Langatmig, verwirrend und zu sehr gedrechselt

Dass der Roman Gottesstreiter erst nach ungefähr 300 Seiten langsam an Fahrt gewinnt, mag der Tatsache geschuldet sein, dass ein Kriminalroman nun einmal langsam beginnt, die verschiedenen Handlungsstränge zu entwickeln und zusammen zu führen. Trotzdem ist der Roman anfangs zu zusammenhangslos - der rote Faden des Romans wechselt innerhalb eines Kapitels von einem Handlungsstrang zum anderen hin und her - und berichtet über teilweise ganz erschreckend belanglose Dinge:

 

 

Seht doch mal aus dem Fenster, edle Herren. Was seht Ihr da, worauf fällt Euer Blick? Auf die Scheune, antwortet Ihr, was der Wahrheit entspricht, und auf den Abtritt dahinter. Aber was ist da weiter, frage ich, [...]? So merkt denn auf: Wenn ich die Maid frage, die eben mit den Krügen herbeieilt, wird sie antworten, dass hinter dem Abtritt ein Stoppelfeld ist, hinter dem Stoppelfeld Jachyms Anwesen, [...]. Wenn ich unseren Wirt frage, der mir etwas weltläufiger erscheint, dann wird er hinzusetzen, dass dies noch lange nicht das Ende ist [...]. Aber merkt auf, umso weltgewandter die Menschen sind, die ich befrage, wie zum Beispiel Euch, desto weiter entfernen wir uns von unserer Scheune, dem Abtritt und den beiden Geißhügeln - denn einem weltgewandten Verstand ist wohl bekannt, dass auch hinter Festenberg die Welt nicht zu Ende ist, denn dahinter liegen Oels, Brieg, Falkenberg, Neisse, Leobschütz, Troppau, Jitschin, Trentschin, Neutra, Esztergom, Buda, Belgrad, Ragusa, Janina, Korinth, Kreta, Alexandria, Kairo, Memphis, Ptolemais, [...]. Und auch dort ist sie beileibe noch nicht zu Ende. Folgt man hinter Theben dem Nil, der als Fluss Gihon einer Quelle im irdischen Paradies entspringt [...]. Aber auch in diesem Ozean gibt es noch Inseln - Cathay, Taprobane, Bragine, [...]. Was sagt Ihr, frommer Bruder des heiligen Dominicus? Aha, dass es langsam Zeit wird, mit dem Geschwafel aufzuhören und mit meiner Erzählung fortzufahren? Zu Reynevan, Scharley, Samson und den anderen zurückzukehren? Ihr habt Recht, Bruder. Es wird Zeit. Ich komme also darauf zurück.

 

Sapkowskis unendliche Aufzählungen unausprechlicher Namen - ob es sich hierbei um Ortsnamen oder Namen von Personen handelt, sei dahingestellt - sein übertriebener Hang zu lateinischen Phrasen und slawischen Liedern (die zwar im Anhang erklärt werden, jedoch, wer mag denn ständig nachschlagen, was diejenige Stelle nun wieder bedeuten könnte?), verbunden mit der leider zu häufig bis gänzlich unnötigen Verwendung von Fantasy-Elementen, erschwert, nein verleidet dem Fan historischer Romane das Lesevergnügen. Zumal natürlich bei dem vorliegenden massiven Einsatz von diversen Zauberdingen die Frage erlaubt sein muss, ob Gottesstreiter überhaupt als historischer Roman bezeichnet werden kann.

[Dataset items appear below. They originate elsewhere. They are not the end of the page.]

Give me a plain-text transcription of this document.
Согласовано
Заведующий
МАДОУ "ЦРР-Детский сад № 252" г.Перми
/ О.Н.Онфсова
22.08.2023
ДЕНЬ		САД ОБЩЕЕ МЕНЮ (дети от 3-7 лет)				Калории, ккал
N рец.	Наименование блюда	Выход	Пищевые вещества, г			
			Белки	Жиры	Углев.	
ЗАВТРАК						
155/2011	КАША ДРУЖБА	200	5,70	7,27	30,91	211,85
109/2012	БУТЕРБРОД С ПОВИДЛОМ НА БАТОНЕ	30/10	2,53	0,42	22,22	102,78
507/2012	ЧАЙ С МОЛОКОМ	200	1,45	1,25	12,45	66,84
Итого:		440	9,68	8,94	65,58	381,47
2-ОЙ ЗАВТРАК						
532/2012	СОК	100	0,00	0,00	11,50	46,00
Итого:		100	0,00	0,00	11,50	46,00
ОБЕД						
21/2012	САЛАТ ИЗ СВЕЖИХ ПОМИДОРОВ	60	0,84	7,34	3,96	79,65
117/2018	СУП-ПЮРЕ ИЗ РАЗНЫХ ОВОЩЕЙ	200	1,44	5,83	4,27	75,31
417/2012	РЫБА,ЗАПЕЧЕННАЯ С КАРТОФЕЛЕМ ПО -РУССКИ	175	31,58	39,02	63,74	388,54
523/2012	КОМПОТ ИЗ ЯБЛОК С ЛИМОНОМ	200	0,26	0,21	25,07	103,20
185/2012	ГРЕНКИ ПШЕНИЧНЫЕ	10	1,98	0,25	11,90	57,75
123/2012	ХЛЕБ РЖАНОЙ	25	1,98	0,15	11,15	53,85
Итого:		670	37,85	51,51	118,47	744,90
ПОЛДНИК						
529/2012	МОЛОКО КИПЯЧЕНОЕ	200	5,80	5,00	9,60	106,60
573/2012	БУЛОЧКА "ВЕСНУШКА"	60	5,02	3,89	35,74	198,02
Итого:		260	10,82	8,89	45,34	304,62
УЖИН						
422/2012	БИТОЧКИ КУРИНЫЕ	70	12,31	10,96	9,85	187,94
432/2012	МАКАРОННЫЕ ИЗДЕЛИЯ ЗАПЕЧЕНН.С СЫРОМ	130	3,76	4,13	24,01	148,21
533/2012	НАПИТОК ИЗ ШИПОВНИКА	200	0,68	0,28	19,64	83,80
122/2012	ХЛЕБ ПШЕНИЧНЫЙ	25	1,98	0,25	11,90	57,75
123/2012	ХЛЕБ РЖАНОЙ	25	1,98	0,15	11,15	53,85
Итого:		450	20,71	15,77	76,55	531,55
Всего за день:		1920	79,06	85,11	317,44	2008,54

Auch - und das dürfte ob der vorgenannten Kritik schon nebensächlich sein - erscheint der Erzählstil des Romans manchmal zu modern und teilweise auch einfach unpassend:

 

 

Im Hintergrund schlägt Europa Purzelbäume, nimmt die Hacken zusammen und quietscht in den Kurven.

 

Während es dann andererseits viele Stellen im Buch gibt, die eher in einer Art historisierender, oftmals zu sehr gedrechselten Schreibe daher kommen.

Spannende Passagen und ganz bestimmt ein für die Fangemeinde lesenswerter 2. Teil im zweiten Roman der Reynevan-Trilogie

Trotzdem, und das darf man dem vorliegenden Roman sicherlich zugute halten: Er mag in der zweiten Hälfte durchaus zu fesseln. Man möchte ab einem bestimmten Punkt doch wissen, wie die Geschichte weitergeht. Gewiss findet auch die verwendete Sprache und der verwegene Stil des Genre-Mix seine Anhänger. Wer den ersten Teil Narrenturm gemocht hat, wird auch diesen Teil lieben.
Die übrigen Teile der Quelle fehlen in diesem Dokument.